Anyway we saw some music in a field and would not stop banging on about it with unruly mouths and screeching ears for days afterwards. It was noted that banging on about it won't bring it back, unless the banging on about it is kept up until the moment the same thing begins again, which from a look at the tour dates is either a very long time or an expensive distance away. In response to this being noted it was noted that if we're going to be noting things then the function of the banging on about it was to confirm and describe the enormity of what'd been heard and seen and detected, rather than to somehow resurrect the experience through nerdish incantations and slow shakings of the head, so there. I left to spend three days in a popular northern hill factory, eating fish and chips and slowly shaking my head. While there I saw this. It was very good.
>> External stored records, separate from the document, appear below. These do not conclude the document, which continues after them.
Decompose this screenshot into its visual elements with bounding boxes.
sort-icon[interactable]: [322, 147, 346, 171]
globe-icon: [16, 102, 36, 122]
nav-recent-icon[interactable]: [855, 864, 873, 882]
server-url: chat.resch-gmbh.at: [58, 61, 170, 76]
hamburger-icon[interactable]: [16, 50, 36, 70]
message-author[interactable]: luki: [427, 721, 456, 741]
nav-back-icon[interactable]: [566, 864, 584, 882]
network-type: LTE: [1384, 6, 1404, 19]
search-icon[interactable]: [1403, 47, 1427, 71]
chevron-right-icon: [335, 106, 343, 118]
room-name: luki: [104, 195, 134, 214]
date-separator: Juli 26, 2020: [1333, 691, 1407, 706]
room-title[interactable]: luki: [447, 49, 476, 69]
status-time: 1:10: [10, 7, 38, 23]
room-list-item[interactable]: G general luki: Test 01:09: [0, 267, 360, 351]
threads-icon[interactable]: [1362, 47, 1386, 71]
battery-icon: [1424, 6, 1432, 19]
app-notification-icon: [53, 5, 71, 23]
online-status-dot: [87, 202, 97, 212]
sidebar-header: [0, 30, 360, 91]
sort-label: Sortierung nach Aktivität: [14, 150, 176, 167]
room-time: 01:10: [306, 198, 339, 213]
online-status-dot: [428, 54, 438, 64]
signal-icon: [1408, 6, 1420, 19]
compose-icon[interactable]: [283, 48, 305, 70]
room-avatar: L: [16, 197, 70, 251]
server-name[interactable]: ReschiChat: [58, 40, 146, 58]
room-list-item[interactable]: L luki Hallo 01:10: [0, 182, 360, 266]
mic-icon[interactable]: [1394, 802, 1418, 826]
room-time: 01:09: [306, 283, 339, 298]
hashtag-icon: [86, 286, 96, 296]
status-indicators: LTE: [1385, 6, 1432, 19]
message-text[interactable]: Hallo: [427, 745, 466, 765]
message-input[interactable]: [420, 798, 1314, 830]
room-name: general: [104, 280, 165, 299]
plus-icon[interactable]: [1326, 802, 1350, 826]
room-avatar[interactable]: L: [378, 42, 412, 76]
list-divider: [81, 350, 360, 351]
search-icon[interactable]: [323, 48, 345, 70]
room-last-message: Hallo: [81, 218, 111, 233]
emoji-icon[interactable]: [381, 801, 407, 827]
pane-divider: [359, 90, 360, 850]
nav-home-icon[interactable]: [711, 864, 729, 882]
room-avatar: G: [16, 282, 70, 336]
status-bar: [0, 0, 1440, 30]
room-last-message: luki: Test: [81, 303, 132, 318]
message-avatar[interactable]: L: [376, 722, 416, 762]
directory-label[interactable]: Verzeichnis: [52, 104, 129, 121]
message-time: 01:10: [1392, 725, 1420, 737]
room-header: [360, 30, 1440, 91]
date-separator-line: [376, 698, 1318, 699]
When I got back to the south they'd thoughtfully put piles of speakers on every street and were playing different musics through them, and we gathered at a few of the piles and did things worth banging on about.

Wednesday, 9 July 2014

At All Possible

I'm sending this from one of those chain pubs where all the lights are on all the time. In traditional pub symbolism this would indicate that it's time to leave. In this one they're right, but less for that reason, and more because it's a sanitary shitehouse and I can smell J2O from sixteen feet away and violently sensitive beef-droids with footballs for eyes are assessing my manliness and my opinion of their manliness and by god there's nothing more important to a manly man's man than making sure everyone agrees with your own opinion of how manly you are, sweet stinking Nelson we'd better put that concern above everything else forever lest anyone get the wrong idea about how well we're coping with our gender. I've had a lot of fun recently and none of it was in here.
Now, why come at all if you're just going to whinny and gripe, etc?
Because I don't feel even slightly bad about sitting down to hoover up the wifi without even pretending to buy a drink from the joyless characterkilling motherfuckers who dump these blaring hells onto every street in England, is why.
Now, why not get the internet installed in your new quarters, old chap?
I dunno maybe I can do without it for a while, like I can do without furniture and intimacy.
Now, how did that glitter get onto your pillows?
That's a good question. Maybe it was on somebody else's face, which was then on my face, which was then on the pillows, I could be wrong. A human being fell on my head last week and I've lost all interest in the truth.

Thursday, 19 June 2014

Vision Kings

I asked the neighbour if he wanted to swap sofas. We'd been trying for a hundred tubby minutes to pummel mine up the stairs and round the corner and my lips were full of sand and I was wheezing out of my ears and my friend was sat murmuring things about folly. Stallone was at the door, clamouring for the film rights and saying there is a problem with the dimensions and not doing a single thing to help. In the morning the man I bought the sofa from'd said he could tell me its measurements and I said nah you're alright, indoor furniture goes indoors doesn't it, and indoors is where I'm taking it, I know perfectly well what I'm doing without the need to show off any instinct for precision I might have. And I drove round town loading the van with matter, and to get rid of the unwanted bits we stopped at the tip, or tried to, only the tip-staff blustered fluorescently out of their hutch to explain that the van was too tall to make it under the barrier, and this didn't register as an omen. They let us put the matter round the side, "neatly, so The Machine can get it later", and explicitly forbade us from returning in that vehicle, on that day or any other, and maybe there was an index finger pointed once at each of our foreheads while this was being said, which made it extra memorable when we'd finally given up trying to hog-shunt the sofa into place, and were wondering what the next steps might be, before the swap was mentioned and agreed to and we kicked the neighbour's couch, the plain Ikea kind and the cat's added some detail, like a square balloon up the stairs and round the corner.